Gratidão, Boechat!


Todo jornalista tem uma história para contar sobre como optou por sua carreira. Muitas vezes, o episódio dessa escolha perpassa pela admiração a um profissional. Hoje, sou tomado por uma tristeza sem tamanho ao trazer para este espaço a notícia do falecimento de um dos responsáveis pela minha escolha por esse campo de atuação. Ricardo Boechat, 66, é uma das vítimas fatais da queda de um helicóptero na Rodovia Anhanguera, próximo à capital paulista, no início da tarde desta segunda-feira. A aeronave modelo 206B Jetranger de matrícula PT-HPG, fabricada pela Bell Helicopter, era pilotada por Ronaldo Quattrucci, que também faleceu.

Há cerca de dez anos, zapeando pelo dial do rádio, duas gargalhadas indescritíveis me fizeram parar numa das frequências. As vozes me eram familiares. Eles faziam chacota dos candidatos mais engraçados das eleições gerais de 2010. Imbatíveis! Ricardo Boechat e José Simão passam uma leitura bem humorada dos destaques do dia na coluna “Buemba!”, que passei a acompanhar de forma de forma ininterrupta a partir daquele dia. Mas Boechat já não me era desconhecido. Eu já tinha uma admiração por sua simplicidade, estampada nas páginas de inúmeras revistas que traziam o “inusitado” caso de um jornalista consagrado andar para cima e para baixo nas ruas de São Paulo com um Renault Twingo, diga-se de passagem já bastante avariado. O “carrinho” – como ele apelidava o veículo – era unha e carne com o jornalista. Símbolo de sua simplicidade e desapego. Lição de vida. Como profissional que nos orgulha, suas preocupações sempre estiveram voltadas a coisas mais importantes: a fazer com excelência sua profissão. O título de Mestre do Jornalismo não lhe veio por acaso. O jornalista é vencedor de 17 edições do Prêmio Comunique-se e outros três prêmios Esso, fruto de uma indescritível dedicação às reportagens investigativas que revelaram escândalos de corrupção. Mais tarde, abrilhantada pelo convite para apresentar programas no rádio e na TV.

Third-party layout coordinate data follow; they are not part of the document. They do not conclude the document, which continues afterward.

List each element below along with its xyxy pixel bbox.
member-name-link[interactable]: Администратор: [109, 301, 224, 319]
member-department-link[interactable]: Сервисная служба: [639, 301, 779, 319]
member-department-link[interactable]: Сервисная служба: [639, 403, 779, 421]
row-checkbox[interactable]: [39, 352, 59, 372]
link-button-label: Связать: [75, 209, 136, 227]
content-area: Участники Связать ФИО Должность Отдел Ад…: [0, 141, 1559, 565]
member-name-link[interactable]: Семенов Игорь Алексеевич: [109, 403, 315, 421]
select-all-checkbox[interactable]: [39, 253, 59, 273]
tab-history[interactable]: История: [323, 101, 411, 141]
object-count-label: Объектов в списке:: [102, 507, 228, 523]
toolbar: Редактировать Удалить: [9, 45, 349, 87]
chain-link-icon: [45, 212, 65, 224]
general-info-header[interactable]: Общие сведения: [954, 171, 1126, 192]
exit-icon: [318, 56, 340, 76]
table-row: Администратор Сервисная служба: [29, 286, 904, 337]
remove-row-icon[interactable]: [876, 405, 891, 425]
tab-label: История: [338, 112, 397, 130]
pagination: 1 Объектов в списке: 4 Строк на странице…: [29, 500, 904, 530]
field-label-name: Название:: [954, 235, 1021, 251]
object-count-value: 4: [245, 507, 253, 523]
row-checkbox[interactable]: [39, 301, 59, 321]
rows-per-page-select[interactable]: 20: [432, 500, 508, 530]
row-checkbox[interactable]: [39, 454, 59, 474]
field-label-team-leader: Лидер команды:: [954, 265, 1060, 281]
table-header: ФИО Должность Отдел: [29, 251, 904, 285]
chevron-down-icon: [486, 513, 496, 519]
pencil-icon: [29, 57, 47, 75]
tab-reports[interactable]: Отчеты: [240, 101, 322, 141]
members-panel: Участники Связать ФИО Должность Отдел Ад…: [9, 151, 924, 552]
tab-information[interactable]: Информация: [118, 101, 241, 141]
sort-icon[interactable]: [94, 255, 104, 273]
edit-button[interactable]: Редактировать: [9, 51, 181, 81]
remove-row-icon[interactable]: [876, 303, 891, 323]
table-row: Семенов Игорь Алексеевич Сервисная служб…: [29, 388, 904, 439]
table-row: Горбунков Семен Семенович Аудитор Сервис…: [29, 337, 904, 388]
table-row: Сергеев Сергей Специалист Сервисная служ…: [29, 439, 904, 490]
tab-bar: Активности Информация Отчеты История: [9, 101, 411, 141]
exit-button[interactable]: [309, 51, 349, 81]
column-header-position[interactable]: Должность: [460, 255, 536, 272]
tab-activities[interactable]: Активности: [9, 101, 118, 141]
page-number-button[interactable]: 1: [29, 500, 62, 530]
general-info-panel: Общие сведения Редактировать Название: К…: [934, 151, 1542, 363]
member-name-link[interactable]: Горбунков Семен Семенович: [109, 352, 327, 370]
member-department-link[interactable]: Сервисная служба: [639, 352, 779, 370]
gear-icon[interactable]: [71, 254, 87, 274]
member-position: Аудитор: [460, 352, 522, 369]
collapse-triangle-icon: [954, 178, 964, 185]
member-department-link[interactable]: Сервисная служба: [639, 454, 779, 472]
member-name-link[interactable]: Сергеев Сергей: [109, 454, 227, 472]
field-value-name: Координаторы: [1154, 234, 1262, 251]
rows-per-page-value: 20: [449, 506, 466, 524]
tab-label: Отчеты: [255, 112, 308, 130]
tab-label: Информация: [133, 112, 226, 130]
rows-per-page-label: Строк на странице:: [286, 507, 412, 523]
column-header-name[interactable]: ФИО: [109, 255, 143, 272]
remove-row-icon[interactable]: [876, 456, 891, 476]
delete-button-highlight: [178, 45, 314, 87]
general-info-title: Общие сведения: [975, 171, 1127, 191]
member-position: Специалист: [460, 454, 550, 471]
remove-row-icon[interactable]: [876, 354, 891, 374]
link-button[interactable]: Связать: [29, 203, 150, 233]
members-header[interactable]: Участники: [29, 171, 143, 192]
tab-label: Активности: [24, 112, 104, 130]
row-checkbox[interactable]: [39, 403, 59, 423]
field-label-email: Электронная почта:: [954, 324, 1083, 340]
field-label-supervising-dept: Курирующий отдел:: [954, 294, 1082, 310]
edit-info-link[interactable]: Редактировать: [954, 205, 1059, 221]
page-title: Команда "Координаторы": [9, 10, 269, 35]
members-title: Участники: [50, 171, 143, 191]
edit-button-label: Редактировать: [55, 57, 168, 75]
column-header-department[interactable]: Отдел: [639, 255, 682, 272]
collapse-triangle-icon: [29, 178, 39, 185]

Durante esses anos, minha admiração a Boechat sempre se estendeu “de sete às sete”. Sua rotina surpreendente, guiada pelo amor à profissão começava logo cedo, quando ele apresentava a edição da manhã do Jornal BandNews FM. À noite, ancorava o Jornal da Band. Tanto em um como no outro, dono de uma característica rara nos microfones: o zelo na recolhimento de informações, na forma de explicá-las, e na maestria com que conduzia seus criteriosos comentários que o consolidaram como um dos profissionais mais queridos da imprensa e dos ouvintes brasileiros. Crítica aguçada, apartidária. Uma lição de desprendimento e dedicação que pode ter lhe custado caro com o episódio depressivo agudo que o acometeu em 2015. Mas quem disse que isso o derrubou? Um talento inabalável, marcado pela flexibilidade com que dominava a arte de fazer o “ao vivo”. Foram milhares de dias no ar, construindo comentários e análises que elucidaram o dia a dia do noticiário.

Mas meu maior sinal de agradecimento por esse profissional se deve à propriedade com que matava no peito as pautas da política. Um misto de didática e de isenção, por quem aprendi a seguir, a respeitar e a me inspirar. Não hesito em dizer, foi o criador de um padrão de bom jornalismo com cobrança e autoridade de opinião, com sinceridade, elegância e equilíbrio. Durante todos esses anos, ensinou a milhares de jornalistas como fazer um bom jornalismo político. Aqui faço um relato muito pessoal, pois influenciou-me no aprender a gostar dessa área e, como citei no começo, a me ajudar a seguir pela carreira jornalística.

Uma perda inestimável para milhões de ouvintes e espectadores que se tornaram seus amigos a distância graças às ondas da radiodifusão. O Brasil fica carente do seu talento, mas igualmente abraçado por toda a grandeza com que fomos presenteados pelo jornalismo de qualidade ao longo de todos esses anos, e pelo qual temos o dever de zelar.

Gratidão, Boechat!


Autor: Kevin Kamada

Estudante de graduação em Jornalismo pela Universidade Estadual Paulista (Unesp).